Ban This Book
- Author: Alan Gratz
- Language: English
- Genre: Children's fiction
- Published: August 29, 2017
- Publisher: Tor/Starscape
- Publication place: United States
- Pages: 256
- ISBN: 978-0-7653-8556-7

= Ban This Book =

2017 children's novel by Alan Gratz

Ban This Book is a 2017 children's novel by Alan Gratz. Inspired by a viral Internet story from the mid-2010s, it tells of an African-American North Carolina girl student's fight against book censorship. Published in 2017 to positive reviews, it became the subject of its own May 2024 ban in a Florida school district.

== Synopsis ==
Amy Anne Ollinger, a fourth-grade African-American North Carolina student, visits her school library to borrow her favorite book, From the Mixed-Up Files of Mrs. Basil E. Frankweiler, a novel by E. L. Konigsburg. The librarian, Mrs. Jones, tells her she cannot because the school's PTA president banned it at the behest of a classmate's parent. In response to the ban and similar others, she creates the "Banned Books Locker Library", but its discovery leads to her suspension and the firing of Mrs.

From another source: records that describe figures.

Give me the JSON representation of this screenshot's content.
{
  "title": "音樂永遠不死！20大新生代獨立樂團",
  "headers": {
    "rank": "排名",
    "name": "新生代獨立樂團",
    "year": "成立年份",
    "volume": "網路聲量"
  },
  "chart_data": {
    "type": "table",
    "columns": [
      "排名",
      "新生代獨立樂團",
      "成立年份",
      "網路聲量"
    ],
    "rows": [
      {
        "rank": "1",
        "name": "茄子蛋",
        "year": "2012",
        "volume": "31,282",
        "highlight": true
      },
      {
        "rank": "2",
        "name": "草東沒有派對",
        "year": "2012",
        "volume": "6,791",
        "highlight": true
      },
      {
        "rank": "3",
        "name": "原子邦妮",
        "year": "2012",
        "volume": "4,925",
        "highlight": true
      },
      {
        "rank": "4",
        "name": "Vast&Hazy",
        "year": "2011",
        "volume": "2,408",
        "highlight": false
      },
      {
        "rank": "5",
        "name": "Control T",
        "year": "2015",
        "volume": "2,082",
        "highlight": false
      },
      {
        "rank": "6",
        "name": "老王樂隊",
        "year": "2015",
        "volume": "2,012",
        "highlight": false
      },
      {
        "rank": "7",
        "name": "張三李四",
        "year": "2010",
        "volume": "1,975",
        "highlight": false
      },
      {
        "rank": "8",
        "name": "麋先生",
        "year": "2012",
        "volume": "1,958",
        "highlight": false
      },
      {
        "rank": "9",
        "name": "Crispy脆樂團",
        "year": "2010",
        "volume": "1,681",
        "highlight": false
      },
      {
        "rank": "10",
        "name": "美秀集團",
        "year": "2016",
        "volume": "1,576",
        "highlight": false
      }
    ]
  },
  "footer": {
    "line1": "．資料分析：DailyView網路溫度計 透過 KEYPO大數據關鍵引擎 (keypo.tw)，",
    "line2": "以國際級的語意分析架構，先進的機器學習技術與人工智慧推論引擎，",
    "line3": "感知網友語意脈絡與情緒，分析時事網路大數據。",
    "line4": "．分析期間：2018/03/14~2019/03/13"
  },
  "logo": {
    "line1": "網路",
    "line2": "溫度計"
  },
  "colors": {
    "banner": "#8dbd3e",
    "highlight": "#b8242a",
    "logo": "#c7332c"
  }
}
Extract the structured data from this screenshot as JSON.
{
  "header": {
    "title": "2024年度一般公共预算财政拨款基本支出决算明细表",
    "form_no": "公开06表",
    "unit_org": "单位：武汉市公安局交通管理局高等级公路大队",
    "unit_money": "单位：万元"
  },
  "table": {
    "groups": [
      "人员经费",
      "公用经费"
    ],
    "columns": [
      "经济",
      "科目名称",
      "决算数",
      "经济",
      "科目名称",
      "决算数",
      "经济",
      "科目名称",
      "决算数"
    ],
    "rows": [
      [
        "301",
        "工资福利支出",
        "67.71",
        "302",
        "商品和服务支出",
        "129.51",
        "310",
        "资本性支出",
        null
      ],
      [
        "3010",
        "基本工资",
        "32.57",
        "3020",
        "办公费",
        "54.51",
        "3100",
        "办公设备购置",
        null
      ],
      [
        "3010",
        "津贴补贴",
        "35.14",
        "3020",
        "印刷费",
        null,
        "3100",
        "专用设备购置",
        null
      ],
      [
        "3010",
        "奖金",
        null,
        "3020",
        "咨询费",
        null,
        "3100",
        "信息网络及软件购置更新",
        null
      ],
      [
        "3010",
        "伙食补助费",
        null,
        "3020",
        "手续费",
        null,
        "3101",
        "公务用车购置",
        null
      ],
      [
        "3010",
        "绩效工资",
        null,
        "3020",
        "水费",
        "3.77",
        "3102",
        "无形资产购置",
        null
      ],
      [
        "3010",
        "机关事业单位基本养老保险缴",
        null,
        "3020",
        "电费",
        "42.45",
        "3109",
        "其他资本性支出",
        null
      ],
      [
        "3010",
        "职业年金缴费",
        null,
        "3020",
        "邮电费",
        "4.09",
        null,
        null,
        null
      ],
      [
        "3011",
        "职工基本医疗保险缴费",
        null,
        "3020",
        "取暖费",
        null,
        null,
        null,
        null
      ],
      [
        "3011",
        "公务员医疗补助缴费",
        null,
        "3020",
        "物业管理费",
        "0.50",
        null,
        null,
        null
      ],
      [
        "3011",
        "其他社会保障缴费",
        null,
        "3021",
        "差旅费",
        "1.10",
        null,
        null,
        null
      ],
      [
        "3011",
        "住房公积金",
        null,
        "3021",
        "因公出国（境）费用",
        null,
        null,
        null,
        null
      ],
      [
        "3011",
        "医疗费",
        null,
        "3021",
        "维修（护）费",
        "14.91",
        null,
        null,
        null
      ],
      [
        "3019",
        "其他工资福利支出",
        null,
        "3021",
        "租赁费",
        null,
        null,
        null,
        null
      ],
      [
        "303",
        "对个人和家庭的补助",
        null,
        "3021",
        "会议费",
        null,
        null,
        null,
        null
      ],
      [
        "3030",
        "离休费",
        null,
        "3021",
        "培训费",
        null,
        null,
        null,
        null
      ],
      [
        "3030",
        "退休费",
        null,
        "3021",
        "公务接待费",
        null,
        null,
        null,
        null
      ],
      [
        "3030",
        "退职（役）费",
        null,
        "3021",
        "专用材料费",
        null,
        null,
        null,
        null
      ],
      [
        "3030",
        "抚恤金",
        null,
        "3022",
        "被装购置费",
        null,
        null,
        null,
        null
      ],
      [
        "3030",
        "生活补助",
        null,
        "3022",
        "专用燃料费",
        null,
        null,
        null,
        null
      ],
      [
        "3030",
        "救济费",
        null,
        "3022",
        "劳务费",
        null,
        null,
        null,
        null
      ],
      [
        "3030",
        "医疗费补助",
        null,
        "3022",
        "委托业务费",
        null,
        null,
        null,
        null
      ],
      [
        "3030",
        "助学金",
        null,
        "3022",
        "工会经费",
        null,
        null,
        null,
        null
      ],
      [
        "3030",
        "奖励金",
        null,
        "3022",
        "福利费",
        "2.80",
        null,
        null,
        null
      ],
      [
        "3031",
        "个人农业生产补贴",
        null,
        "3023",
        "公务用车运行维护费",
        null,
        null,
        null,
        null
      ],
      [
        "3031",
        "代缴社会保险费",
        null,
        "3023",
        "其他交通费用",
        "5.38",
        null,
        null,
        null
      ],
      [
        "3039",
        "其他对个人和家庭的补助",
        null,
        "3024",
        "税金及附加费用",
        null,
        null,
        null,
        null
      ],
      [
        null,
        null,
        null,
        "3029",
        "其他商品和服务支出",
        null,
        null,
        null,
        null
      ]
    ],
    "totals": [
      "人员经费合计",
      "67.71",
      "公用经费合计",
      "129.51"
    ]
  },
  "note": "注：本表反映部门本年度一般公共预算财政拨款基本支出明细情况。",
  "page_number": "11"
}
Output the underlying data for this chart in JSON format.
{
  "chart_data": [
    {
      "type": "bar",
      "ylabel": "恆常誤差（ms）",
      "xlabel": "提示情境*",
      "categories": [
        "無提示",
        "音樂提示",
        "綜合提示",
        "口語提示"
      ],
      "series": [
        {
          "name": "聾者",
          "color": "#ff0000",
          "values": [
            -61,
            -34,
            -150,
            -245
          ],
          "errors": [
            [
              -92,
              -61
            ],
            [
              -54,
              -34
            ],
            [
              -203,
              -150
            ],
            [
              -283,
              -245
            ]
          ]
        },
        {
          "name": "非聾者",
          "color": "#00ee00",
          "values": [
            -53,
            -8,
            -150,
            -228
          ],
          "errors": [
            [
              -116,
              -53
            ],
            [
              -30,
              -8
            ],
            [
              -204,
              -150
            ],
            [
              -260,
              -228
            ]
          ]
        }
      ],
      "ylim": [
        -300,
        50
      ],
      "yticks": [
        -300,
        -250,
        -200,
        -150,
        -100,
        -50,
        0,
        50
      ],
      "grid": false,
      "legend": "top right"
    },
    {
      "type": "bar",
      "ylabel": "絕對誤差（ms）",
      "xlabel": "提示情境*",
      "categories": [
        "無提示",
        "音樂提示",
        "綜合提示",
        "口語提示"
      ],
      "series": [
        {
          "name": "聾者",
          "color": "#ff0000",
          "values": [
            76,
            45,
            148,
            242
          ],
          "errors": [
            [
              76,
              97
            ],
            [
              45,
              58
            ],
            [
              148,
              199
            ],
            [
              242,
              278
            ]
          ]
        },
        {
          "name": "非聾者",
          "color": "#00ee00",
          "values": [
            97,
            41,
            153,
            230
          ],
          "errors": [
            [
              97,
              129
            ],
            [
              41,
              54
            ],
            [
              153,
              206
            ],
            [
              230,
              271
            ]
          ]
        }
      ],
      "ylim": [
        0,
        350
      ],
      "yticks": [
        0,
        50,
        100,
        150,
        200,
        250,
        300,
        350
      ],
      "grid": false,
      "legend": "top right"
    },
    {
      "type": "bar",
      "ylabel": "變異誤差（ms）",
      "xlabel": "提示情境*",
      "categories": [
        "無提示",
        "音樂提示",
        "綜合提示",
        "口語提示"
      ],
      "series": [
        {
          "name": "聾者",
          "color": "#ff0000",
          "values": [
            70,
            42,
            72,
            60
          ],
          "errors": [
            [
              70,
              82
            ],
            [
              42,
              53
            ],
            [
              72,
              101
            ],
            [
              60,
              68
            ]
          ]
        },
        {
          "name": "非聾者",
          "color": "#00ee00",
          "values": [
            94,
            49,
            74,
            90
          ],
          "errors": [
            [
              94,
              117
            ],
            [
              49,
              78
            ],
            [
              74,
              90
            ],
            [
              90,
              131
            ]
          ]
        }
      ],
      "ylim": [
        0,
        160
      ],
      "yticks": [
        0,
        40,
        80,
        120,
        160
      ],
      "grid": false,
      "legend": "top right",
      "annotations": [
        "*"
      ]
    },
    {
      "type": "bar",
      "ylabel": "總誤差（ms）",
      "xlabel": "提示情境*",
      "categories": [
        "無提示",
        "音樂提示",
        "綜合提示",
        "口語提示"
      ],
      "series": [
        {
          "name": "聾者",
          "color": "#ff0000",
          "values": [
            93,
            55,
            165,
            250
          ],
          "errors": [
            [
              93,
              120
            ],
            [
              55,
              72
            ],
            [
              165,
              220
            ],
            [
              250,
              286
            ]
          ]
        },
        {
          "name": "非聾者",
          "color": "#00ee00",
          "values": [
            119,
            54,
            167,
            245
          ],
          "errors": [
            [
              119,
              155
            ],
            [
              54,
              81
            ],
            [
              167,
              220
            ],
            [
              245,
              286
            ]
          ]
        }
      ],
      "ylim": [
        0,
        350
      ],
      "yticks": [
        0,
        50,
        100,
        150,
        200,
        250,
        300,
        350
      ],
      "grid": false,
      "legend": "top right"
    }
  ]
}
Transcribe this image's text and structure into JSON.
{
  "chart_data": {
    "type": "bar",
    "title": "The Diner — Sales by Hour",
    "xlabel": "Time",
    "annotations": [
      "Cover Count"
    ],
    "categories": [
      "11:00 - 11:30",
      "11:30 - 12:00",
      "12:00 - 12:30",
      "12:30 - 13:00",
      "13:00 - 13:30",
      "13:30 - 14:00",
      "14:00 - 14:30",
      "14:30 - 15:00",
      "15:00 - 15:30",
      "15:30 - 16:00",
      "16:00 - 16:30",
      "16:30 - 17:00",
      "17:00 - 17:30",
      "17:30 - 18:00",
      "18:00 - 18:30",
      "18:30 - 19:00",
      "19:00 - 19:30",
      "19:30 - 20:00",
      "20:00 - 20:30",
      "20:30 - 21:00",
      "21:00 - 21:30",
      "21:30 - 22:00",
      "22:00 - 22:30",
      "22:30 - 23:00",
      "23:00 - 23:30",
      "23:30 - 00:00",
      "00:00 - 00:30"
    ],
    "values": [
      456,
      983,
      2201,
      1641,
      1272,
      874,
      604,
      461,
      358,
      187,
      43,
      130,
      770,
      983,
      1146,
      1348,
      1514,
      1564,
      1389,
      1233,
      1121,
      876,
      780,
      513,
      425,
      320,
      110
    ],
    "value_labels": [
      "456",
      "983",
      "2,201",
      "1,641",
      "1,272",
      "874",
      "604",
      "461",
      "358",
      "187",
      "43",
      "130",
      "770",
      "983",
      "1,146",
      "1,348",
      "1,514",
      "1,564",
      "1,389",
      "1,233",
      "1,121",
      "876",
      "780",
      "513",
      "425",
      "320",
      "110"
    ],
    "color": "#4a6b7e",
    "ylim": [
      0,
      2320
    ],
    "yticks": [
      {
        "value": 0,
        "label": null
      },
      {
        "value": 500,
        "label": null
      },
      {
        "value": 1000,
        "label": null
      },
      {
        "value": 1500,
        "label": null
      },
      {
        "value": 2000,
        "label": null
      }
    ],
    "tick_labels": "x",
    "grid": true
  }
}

Jones. The incident inspires Ollinger and fellow students—including the PTA president's son—to crusade against book censorship. Dav Pilkey also makes an in-story cameo.

== Development ==
A viral Internet tale of a Catholic high-school girl who ran a library of banned books from her locker inspired the storyline of Ban This Book. Although the story was later revealed to be a hoax, Alan Gratz kept the idea around and worked on the story for several years.

== Reception ==
Ban This Book received positive reviews upon its original August 2017 publication; Booklists Jennifer Barnes and School Library Journal contributor Laurie Slagenwhite Walters recommended it for middle-grade collections. Barnes called it "[an] inspiring story about 'good trouble' that's worth the consequences." Publishers Weekly said that "Gratz delivers a book lover's book that speaks volumes about kids' power to effect change at a grassroots level." The staff at Kirkus Reviews noted the references to real library-challenged titles, and found it "Contrived at some points, polemic at others, but a stout defense of the right to read." The School Library Journal staff later included it in a 2022 list of titles revolving around book censorship.

== Censorship ==
In May 2024, the school district of Florida's Indian River County banned the book in a 3–2 vote after a challenge from a member of the conservative group Moms for Liberty, a move Gratz had anticipated in 2017; their vote "overrul[ed] its own district book-review committee's decision to keep it." The challenger—who had previously made similar filings for at least 140 other titles in its library—accused the book for supposed sexual content, while a district board member called it "a liberal Marxist propaganda piece"; both points were dismissed by Gratz and other district personnel. Gratz told the Tallahassee Democrat the following month that the same themes discussed in the story led to its ban, which he felt was "incredibly ironic". "It feels like they know exactly what they're doing and they're somewhat ashamed of what they're doing," he said, "and they don't want a book on the shelves that calls them out." He also commented on similar recent efforts to remove material containing LGBTQIA+ themes and people of color.